OK, I admit that I have a significant interest (some might call it an obsession) with digital twin technology. I think it’s justified, though, because I truly believe that the next critical step in information technology is its integration with the real world, with our work and our lives. To make that happen, to make it even possible, demands we be able to synchronize IT with real-world systems, allowing IT to then influence things. That means digital twin technology.
Some of the real-time applications of digital twin technology may not seem immediately like real-world stuff, and one such application is networking. Networks, utility grids, and similar thing are obviously real-world, though, even if we focus not on the people who are involved but on the cooperative element behaviors that form their routine operation. In fact, we could argue that things like air corridors, highway systems, assembly lines, companies, and smart structures or cities, are too.
For cooperative systems like networks, a digital twin brings in the important notion of the whole, the mission, the context of things…the sort of thing that air traffic controllers call “getting the picture”. That’s the essential basis for cooperation, and you can argue (and I would) that without it you can’t understand or manage cooperative systems because the element behaviors influence the behavior, and behavioral goals, of other elements. Adaptive routing has to reflect this interdependence by spreading notices of change (topology updates) until the network has “converged” on a new state.
A lot of the things that have been cited as AI benefits in networking (see my blog HERE) could not be realized at all except as an AI cooperation with a digital twin of the network. In fact, digital twin technology in combination with traditional network operations tools and practices, could realize more of those benefits than AI alone could, and I’ve described my view of the process in the blog referenced in the last sentence. Thus, a network digital twin is a logical first step in network transformation.
There is vendor interest in network digital twins already. Ericsson has a nice primer on the topic, and so does Nokia. Forward Networks has an ebook with good insights as well, and NVIDIA did a piece on using one in IT training. Looking beyond vendors, there was an IEEE call for papers on the topic last year, and an often-cited IEEE paper on the topic was published in 2021. The IETF also did a concepts paper on network digital twins.

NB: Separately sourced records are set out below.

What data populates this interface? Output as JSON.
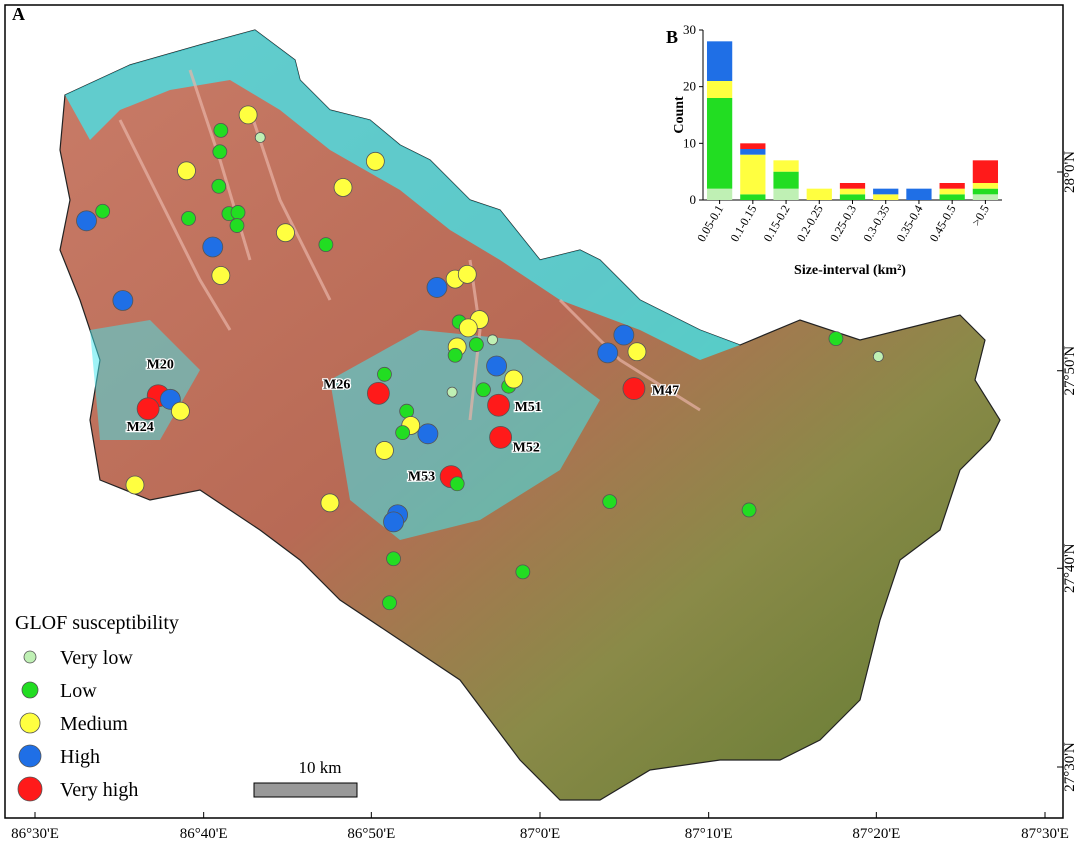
{
  "map": {
    "panel_label": "A",
    "legend_title": "GLOF susceptibility",
    "scale_label": "10 km",
    "lon_ticks": [
      {
        "value": 86.5,
        "label": "86°30'E"
      },
      {
        "value": 86.667,
        "label": "86°40'E"
      },
      {
        "value": 86.833,
        "label": "86°50'E"
      },
      {
        "value": 87.0,
        "label": "87°0'E"
      },
      {
        "value": 87.167,
        "label": "87°10'E"
      },
      {
        "value": 87.333,
        "label": "87°20'E"
      },
      {
        "value": 87.5,
        "label": "87°30'E"
      }
    ],
    "lat_ticks": [
      {
        "value": 28.0,
        "label": "28°0'N"
      },
      {
        "value": 27.833,
        "label": "27°50'N"
      },
      {
        "value": 27.667,
        "label": "27°40'N"
      },
      {
        "value": 27.5,
        "label": "27°30'N"
      }
    ],
    "points": [
      {
        "lon": 86.711,
        "lat": 28.048,
        "level": 2
      },
      {
        "lon": 86.723,
        "lat": 28.029,
        "level": 0
      },
      {
        "lon": 86.684,
        "lat": 28.035,
        "level": 1
      },
      {
        "lon": 86.683,
        "lat": 28.017,
        "level": 1
      },
      {
        "lon": 86.65,
        "lat": 28.001,
        "level": 2
      },
      {
        "lon": 86.682,
        "lat": 27.988,
        "level": 1
      },
      {
        "lon": 86.567,
        "lat": 27.967,
        "level": 1
      },
      {
        "lon": 86.551,
        "lat": 27.959,
        "level": 3
      },
      {
        "lon": 86.652,
        "lat": 27.961,
        "level": 1
      },
      {
        "lon": 86.692,
        "lat": 27.965,
        "level": 1
      },
      {
        "lon": 86.701,
        "lat": 27.966,
        "level": 1
      },
      {
        "lon": 86.7,
        "lat": 27.955,
        "level": 1
      },
      {
        "lon": 86.676,
        "lat": 27.937,
        "level": 3
      },
      {
        "lon": 86.748,
        "lat": 27.949,
        "level": 2
      },
      {
        "lon": 86.788,
        "lat": 27.939,
        "level": 1
      },
      {
        "lon": 86.805,
        "lat": 27.987,
        "level": 2
      },
      {
        "lon": 86.837,
        "lat": 28.009,
        "level": 2
      },
      {
        "lon": 86.684,
        "lat": 27.913,
        "level": 2
      },
      {
        "lon": 86.587,
        "lat": 27.892,
        "level": 3
      },
      {
        "lon": 86.898,
        "lat": 27.903,
        "level": 3
      },
      {
        "lon": 86.916,
        "lat": 27.91,
        "level": 2
      },
      {
        "lon": 86.928,
        "lat": 27.914,
        "level": 2
      },
      {
        "lon": 86.92,
        "lat": 27.874,
        "level": 1
      },
      {
        "lon": 86.94,
        "lat": 27.876,
        "level": 2
      },
      {
        "lon": 86.929,
        "lat": 27.869,
        "level": 2
      },
      {
        "lon": 86.937,
        "lat": 27.855,
        "level": 1
      },
      {
        "lon": 86.953,
        "lat": 27.859,
        "level": 0
      },
      {
        "lon": 86.918,
        "lat": 27.853,
        "level": 2
      },
      {
        "lon": 86.916,
        "lat": 27.846,
        "level": 1
      },
      {
        "lon": 86.957,
        "lat": 27.837,
        "level": 3
      },
      {
        "lon": 86.846,
        "lat": 27.83,
        "level": 1
      },
      {
        "lon": 86.84,
        "lat": 27.814,
        "level": 4,
        "label": "M26"
      },
      {
        "lon": 86.913,
        "lat": 27.815,
        "level": 0
      },
      {
        "lon": 86.944,
        "lat": 27.817,
        "level": 1
      },
      {
        "lon": 86.969,
        "lat": 27.82,
        "level": 1
      },
      {
        "lon": 86.974,
        "lat": 27.826,
        "level": 2
      },
      {
        "lon": 86.959,
        "lat": 27.804,
        "level": 4,
        "label": "M51"
      },
      {
        "lon": 86.961,
        "lat": 27.777,
        "level": 4,
        "label": "M52"
      },
      {
        "lon": 86.868,
        "lat": 27.799,
        "level": 1
      },
      {
        "lon": 86.872,
        "lat": 27.787,
        "level": 2
      },
      {
        "lon": 86.864,
        "lat": 27.781,
        "level": 1
      },
      {
        "lon": 86.889,
        "lat": 27.78,
        "level": 3
      },
      {
        "lon": 86.846,
        "lat": 27.766,
        "level": 2
      },
      {
        "lon": 86.912,
        "lat": 27.744,
        "level": 4,
        "label": "M53"
      },
      {
        "lon": 86.918,
        "lat": 27.738,
        "level": 1
      },
      {
        "lon": 86.792,
        "lat": 27.722,
        "level": 2
      },
      {
        "lon": 86.859,
        "lat": 27.712,
        "level": 3
      },
      {
        "lon": 86.855,
        "lat": 27.706,
        "level": 3
      },
      {
        "lon": 86.855,
        "lat": 27.675,
        "level": 1
      },
      {
        "lon": 86.851,
        "lat": 27.638,
        "level": 1
      },
      {
        "lon": 86.983,
        "lat": 27.664,
        "level": 1
      },
      {
        "lon": 87.069,
        "lat": 27.723,
        "level": 1
      },
      {
        "lon": 87.207,
        "lat": 27.716,
        "level": 1
      },
      {
        "lon": 87.067,
        "lat": 27.848,
        "level": 3
      },
      {
        "lon": 87.083,
        "lat": 27.863,
        "level": 3
      },
      {
        "lon": 87.096,
        "lat": 27.849,
        "level": 2
      },
      {
        "lon": 87.093,
        "lat": 27.818,
        "level": 4,
        "label": "M47"
      },
      {
        "lon": 87.293,
        "lat": 27.86,
        "level": 1
      },
      {
        "lon": 87.335,
        "lat": 27.845,
        "level": 0
      },
      {
        "lon": 86.622,
        "lat": 27.812,
        "level": 4,
        "label": "M20"
      },
      {
        "lon": 86.634,
        "lat": 27.809,
        "level": 3
      },
      {
        "lon": 86.612,
        "lat": 27.801,
        "level": 4,
        "label": "M24"
      },
      {
        "lon": 86.644,
        "lat": 27.799,
        "level": 2
      },
      {
        "lon": 86.599,
        "lat": 27.737,
        "level": 2
      }
    ]
  },
  "chart_data": {
    "type": "bar",
    "stacked": true,
    "panel_label": "B",
    "y_label": "Count",
    "x_label": "Size-interval (km²)",
    "categories": [
      "0.05-0.1",
      "0.1-0.15",
      "0.15-0.2",
      "0.2-0.25",
      "0.25-0.3",
      "0.3-0.35",
      "0.35-0.4",
      "0.45-0.5",
      ">0.5"
    ],
    "series": [
      {
        "name": "Very low",
        "color": "#bff0b4",
        "values": [
          2,
          0,
          2,
          0,
          0,
          0,
          0,
          0,
          1
        ]
      },
      {
        "name": "Low",
        "color": "#22dd22",
        "values": [
          16,
          1,
          3,
          0,
          1,
          0,
          0,
          1,
          1
        ]
      },
      {
        "name": "Medium",
        "color": "#ffff40",
        "values": [
          3,
          7,
          2,
          2,
          1,
          1,
          0,
          1,
          1
        ]
      },
      {
        "name": "High",
        "color": "#1f6fe6",
        "values": [
          7,
          1,
          0,
          0,
          0,
          1,
          2,
          0,
          0
        ]
      },
      {
        "name": "Very high",
        "color": "#ff1a1a",
        "values": [
          0,
          1,
          0,
          0,
          1,
          0,
          0,
          1,
          4
        ]
      }
    ],
    "ylim": [
      0,
      30
    ],
    "yticks": [
      0,
      10,
      20,
      30
    ]
  }
}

Despite the fact that this is hardly a new technology and that it already has some vendor support, I don’t as yet have any comments from enterprises or operators suggesting it’s in use. I did have a nice chat with a very savvy operator technologist on the topic, one that at least raised what a big operator sees as issues and opportunities.
The first point my savvy friend made was status synchronization of a network digital twin is a challenge, but what’s really difficult is doing something with what you learn. The value of the whole concept, in fact, is directly proportional to the granularity and speed at which you can exercise network control. The operator technologist said either SDN or extensive use of MPLS TE with explicit path selection is essential to actually leveraging a network digital twin.
The next point was a bit more complicated and perhaps subjective in application. Network complexity determines whether the goal is to define multiple alternate network states to be selected, or to analyze conditions to calculate an alternate state. A complex network, said the techhie, isn’t necessarily one that has a lot of trunks and nodes, its one that has strong interdependency factors. If a problem in one spot has a very limited scope of impact, then the network is not complex in the alternate state sense. If a new state is likely to have extensive impact, then the network is considered complex.
By way of example, the least complex network is one that is fully meshed with large-capacity trunks, and where there are no obvious external factors likely to create multiple simultaneous failures. In such a situation, you’d expect an alternate state would likely require only minimal reconfiguration. A complex network example is a network with few alternate paths between nodes, which would mean that any new routing would likely impact many nodes and trunks, and where external factors like power or weather could generate distributed simultaneous failures.
In the simplest networks, digital-twin technology may have little benefit, while in complex networks it may be essential to effective operation. As networks move from simple toward complex, the optimum use of digital twins evolves from simulation to predefine alternate states to dynamic reconfiguration. The simulation might be a place where AI would be used, and obviously AI could be used to support dynamic reconfiguration.
The final point is profound and often overlooked. It’s essential that the network digital twin remains in contact with the network. All of these proposed benefits depend on having the digital twin of the network properly synchronized with the network, which isn’t as straightforward as it might seem. How is the telemetry passed if there’s a failure, and how is control exercised. My contact points out that in the complex configurations where digital twinning would be most valuable as an operations tool, it is very likely that some event/status telemetry would be lost, and that management connectivity would likely be compromised.
Having the network fall back on adaptive connectivity is one possibility, but it delays things and risks having adaptive mechanisms undoing or at least competing with digital-twin control. Using broadcast mechanisms or an alternative channel (wireless is what my tech friend suggested) is better.
This last point is a potential issue for all digital twins. The worst thing that can happen to a digital twin is that it fails to mimic the state of the system it represents, creating what in AI would be called a “hallucination”. The second-worst thing would be to be unable to manipulate the state of the real world as intended. In any digital twin system, but in particular systems intended to sustain communication, we’ll need a reliable way to prevent this disconnect problem.